Геолог брезгливо понюхал скорлупу.

— Жарь, если охота, я потерплю.

И пяти минут не прошло, как я натаскал сухих, выброшенных морем веток, укрепил донышко яйца меж камней, чтоб не падало, и зашипела на огне, запузырилась единственная на свете бронтозаврова яичница.

Но когда пришло время пробовать, я почему-то расхотел есть, хотя запах был вполне нормальный.

— Что ж ты? — насмешливо спросил геолог.— Ведь едят же люди черепашьи яйца.

— Просто еще горячо,— сказал я и, собравшись с духом, отковырнул палочкой дымящийся кусок. Попробовал — ничего, есть можно. Попробовал еще — вкусно. Только соли маловато.

Глядя на меня, Александр Иванович глотнул, сплюнул и принялся выстругивать ножом ложку.

— Знаешь, что мы уничтожаем? — морщась, спросил он.— Драгоценнейший экспонат! Сокровище науки! Будь эта яичница из чистого золота, она и тогда бы не стоила так дорого. Пожалуй, ни один миллиардер не мог бы позволить себе такую роскошь.

Наше пиршество продолжалось недолго. То ли дым, то ли запах привлекли непрошеных гостей. Со стороны зарослей налетела целая стая противных крылатых гадов. Эти были поменьше, примерно с лисицу ростом, а похожи издали на уток: шеи длинные, лапы позади... только вместо клювов — длинные зубастые пасти.

Налетела эта свора и с визгом принялась кружиться над нами. Некоторые пролетали совсем близко, норовя цапнуть или ударить крылом. Я видел когтистые короткие лапы и еще заметил, что на сгибах крыльев у них тоже торчали когти.

— А ну, брысь! — кричал Александр Иванович, размахивая руками.— Кышь, черти! Пошли прочь!

Но летучие твари не испугались. Один из ящеров даже успел на лету укусить геолога за палец. Тогда я схватил камень и запустил в стаю. Сгоряча промазал, но второй камень попал в цель. Один из гадов забил крыльями, упал на песок и, неуклюже трепыхаясь, потащился в заросли, к болоту.

Геолог избрал другое оружие — он стал обстреливать ящеров сучьями. Ох и концерт они задали! Такой поднялся визг, верещание — хоть уши затыкай.

Еще один разбойник свалился в море, а остальные поднялись и полетели к деревьям. Там они сели, вернее сказать, повисли на ветках вниз головами и еще долго продолжали визжать и шипеть, словно ругая нас на своем языке.

— Птеродактили,— объяснил Александр Иванович.— Этих особенно бояться нечего. Но какие здоровые! Ученым чаще попадаются окаменевшие кости птеродактилей ростом с ворону, а то и с воробья.

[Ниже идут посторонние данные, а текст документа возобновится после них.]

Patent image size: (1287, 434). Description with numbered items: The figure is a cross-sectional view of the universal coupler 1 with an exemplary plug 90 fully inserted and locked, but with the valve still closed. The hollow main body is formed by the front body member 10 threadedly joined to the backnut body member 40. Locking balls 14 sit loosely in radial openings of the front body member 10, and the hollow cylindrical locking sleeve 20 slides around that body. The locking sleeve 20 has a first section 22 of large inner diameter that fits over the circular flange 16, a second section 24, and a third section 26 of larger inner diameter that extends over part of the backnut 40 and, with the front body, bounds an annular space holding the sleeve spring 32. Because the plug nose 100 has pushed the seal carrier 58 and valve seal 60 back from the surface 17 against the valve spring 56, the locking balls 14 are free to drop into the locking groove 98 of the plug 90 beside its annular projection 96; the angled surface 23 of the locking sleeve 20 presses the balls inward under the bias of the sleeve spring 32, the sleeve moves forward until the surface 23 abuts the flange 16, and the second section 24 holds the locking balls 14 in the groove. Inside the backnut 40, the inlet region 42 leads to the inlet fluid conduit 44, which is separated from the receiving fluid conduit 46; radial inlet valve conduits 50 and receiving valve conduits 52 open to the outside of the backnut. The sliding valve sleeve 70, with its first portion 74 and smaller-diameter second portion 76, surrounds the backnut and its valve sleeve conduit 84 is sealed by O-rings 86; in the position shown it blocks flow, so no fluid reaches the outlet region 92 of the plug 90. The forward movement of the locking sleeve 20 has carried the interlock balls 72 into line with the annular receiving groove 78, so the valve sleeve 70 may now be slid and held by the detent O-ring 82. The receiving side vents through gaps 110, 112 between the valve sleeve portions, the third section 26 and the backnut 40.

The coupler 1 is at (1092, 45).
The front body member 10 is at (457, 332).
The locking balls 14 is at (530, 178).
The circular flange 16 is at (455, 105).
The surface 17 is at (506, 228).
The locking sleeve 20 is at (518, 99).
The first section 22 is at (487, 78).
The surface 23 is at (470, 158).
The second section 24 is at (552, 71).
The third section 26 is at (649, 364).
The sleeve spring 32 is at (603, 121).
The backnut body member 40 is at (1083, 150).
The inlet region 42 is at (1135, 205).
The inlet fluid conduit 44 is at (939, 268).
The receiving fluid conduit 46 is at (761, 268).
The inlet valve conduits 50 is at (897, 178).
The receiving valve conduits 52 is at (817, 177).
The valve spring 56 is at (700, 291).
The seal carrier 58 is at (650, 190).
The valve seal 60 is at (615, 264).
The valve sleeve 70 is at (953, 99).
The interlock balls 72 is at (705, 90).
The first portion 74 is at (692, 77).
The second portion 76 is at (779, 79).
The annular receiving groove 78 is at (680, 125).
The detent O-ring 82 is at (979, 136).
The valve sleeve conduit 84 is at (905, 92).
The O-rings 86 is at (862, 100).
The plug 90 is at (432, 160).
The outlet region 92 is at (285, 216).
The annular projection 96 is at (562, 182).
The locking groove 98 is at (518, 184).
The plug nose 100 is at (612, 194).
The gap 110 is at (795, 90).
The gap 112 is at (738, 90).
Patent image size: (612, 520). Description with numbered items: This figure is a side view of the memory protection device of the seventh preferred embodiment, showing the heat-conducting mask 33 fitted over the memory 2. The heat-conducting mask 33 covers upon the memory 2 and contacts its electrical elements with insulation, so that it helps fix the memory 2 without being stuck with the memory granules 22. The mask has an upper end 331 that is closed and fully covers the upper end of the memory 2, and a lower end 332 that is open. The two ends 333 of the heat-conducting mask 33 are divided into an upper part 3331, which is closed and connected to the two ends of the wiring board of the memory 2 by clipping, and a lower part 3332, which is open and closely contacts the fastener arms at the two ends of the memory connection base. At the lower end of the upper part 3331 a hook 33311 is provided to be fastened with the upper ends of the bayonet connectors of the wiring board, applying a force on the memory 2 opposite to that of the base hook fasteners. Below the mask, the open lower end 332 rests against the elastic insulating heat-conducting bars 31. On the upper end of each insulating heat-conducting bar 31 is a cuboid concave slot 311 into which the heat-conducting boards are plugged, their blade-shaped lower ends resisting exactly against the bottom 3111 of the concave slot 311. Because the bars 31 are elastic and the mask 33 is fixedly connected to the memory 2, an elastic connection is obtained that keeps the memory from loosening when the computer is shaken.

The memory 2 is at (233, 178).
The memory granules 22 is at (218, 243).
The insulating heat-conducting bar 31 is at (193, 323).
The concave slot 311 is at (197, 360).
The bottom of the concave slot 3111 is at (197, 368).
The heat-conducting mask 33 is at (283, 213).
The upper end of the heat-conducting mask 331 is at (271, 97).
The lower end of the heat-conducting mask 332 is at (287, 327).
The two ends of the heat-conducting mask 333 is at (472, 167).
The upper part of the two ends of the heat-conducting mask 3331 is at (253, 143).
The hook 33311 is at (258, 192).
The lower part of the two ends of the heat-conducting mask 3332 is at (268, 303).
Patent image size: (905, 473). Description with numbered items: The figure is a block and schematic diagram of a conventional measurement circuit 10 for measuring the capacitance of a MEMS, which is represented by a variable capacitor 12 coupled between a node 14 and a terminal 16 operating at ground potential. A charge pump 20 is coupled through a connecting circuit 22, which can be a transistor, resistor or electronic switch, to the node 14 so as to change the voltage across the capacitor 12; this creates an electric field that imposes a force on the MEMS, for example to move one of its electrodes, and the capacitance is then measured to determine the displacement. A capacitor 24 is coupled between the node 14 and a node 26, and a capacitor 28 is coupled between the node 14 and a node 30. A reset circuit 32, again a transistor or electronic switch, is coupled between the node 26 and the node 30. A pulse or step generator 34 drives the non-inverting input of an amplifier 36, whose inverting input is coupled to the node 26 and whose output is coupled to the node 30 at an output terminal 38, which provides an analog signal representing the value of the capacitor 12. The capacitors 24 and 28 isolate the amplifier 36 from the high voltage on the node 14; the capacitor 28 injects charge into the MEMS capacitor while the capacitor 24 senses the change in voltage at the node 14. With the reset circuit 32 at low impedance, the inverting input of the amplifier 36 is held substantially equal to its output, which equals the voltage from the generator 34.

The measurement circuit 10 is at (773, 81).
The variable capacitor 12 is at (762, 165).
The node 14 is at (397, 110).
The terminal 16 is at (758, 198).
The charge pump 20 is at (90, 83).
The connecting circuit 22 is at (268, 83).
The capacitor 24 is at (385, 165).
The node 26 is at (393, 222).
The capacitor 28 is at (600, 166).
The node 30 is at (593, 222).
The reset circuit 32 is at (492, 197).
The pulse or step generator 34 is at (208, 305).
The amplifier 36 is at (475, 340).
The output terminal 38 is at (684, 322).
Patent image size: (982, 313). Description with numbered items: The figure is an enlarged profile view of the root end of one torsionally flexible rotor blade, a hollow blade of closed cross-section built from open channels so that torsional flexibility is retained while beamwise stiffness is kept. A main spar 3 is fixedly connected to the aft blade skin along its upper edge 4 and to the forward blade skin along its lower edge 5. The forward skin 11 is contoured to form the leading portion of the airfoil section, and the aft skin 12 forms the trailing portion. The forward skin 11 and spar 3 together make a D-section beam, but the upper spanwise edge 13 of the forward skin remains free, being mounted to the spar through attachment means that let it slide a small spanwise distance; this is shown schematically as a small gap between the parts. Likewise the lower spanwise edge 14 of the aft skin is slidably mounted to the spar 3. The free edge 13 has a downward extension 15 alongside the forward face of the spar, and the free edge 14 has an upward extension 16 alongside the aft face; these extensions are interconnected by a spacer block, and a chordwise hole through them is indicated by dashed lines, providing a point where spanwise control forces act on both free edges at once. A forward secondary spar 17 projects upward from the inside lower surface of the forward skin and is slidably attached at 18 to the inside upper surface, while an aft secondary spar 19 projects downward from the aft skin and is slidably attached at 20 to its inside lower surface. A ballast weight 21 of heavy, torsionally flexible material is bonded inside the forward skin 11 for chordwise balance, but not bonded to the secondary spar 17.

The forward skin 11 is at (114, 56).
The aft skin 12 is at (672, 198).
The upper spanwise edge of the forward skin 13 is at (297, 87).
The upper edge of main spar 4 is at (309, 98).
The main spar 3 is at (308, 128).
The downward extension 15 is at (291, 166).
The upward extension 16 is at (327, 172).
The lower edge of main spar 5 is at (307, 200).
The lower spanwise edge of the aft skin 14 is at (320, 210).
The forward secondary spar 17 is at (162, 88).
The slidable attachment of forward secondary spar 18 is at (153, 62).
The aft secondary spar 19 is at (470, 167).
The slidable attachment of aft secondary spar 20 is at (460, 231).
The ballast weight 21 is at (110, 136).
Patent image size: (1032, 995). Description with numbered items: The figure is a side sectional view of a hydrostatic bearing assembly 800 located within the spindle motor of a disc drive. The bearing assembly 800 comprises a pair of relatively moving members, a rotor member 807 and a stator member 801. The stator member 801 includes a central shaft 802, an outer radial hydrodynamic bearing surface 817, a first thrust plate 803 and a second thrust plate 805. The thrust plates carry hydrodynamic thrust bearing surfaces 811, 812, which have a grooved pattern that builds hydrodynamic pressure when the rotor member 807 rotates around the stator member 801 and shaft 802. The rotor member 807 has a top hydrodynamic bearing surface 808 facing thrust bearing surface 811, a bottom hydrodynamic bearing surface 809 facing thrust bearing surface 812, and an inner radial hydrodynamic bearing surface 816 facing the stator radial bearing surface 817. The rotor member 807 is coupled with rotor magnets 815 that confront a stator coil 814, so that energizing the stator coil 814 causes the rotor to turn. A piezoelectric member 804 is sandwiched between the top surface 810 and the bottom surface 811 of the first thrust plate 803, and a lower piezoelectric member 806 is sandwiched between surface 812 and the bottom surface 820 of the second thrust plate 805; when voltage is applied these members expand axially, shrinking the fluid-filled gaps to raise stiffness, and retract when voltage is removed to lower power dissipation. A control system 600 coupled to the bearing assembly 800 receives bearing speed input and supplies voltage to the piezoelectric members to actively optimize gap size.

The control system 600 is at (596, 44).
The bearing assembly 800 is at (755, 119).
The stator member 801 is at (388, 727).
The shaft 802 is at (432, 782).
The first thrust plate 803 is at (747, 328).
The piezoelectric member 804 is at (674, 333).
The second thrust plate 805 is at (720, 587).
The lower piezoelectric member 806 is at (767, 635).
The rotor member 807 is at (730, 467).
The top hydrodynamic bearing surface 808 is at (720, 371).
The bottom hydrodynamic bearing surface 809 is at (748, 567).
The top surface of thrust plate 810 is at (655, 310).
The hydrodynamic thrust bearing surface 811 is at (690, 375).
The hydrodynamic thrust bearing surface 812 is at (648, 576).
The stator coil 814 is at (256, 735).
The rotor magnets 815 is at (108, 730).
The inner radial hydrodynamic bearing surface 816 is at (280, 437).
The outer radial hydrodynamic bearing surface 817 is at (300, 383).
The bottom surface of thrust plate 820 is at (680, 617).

— Наверное, от этих ящеров птицы произошли,— предположил я.

— Вовсе нет. В птиц постепенно превратились совсем другие ящеры — хорошо лазавшие по деревьям. Живя высоко над землей, они выучились прыгать с ветки на ветку. Постепенно прыжки эти удлинялись, передние лапы ящеров стали плоскими и широкими, удобными для планирования, хвост сделался рулем, а чешуйки на коже расщепились и превратились в перья... Но все это пока предположения: слишком мало мы знаем об этом времени. Одно точно — птицы к летающим ящерам прямого отношения не имеют.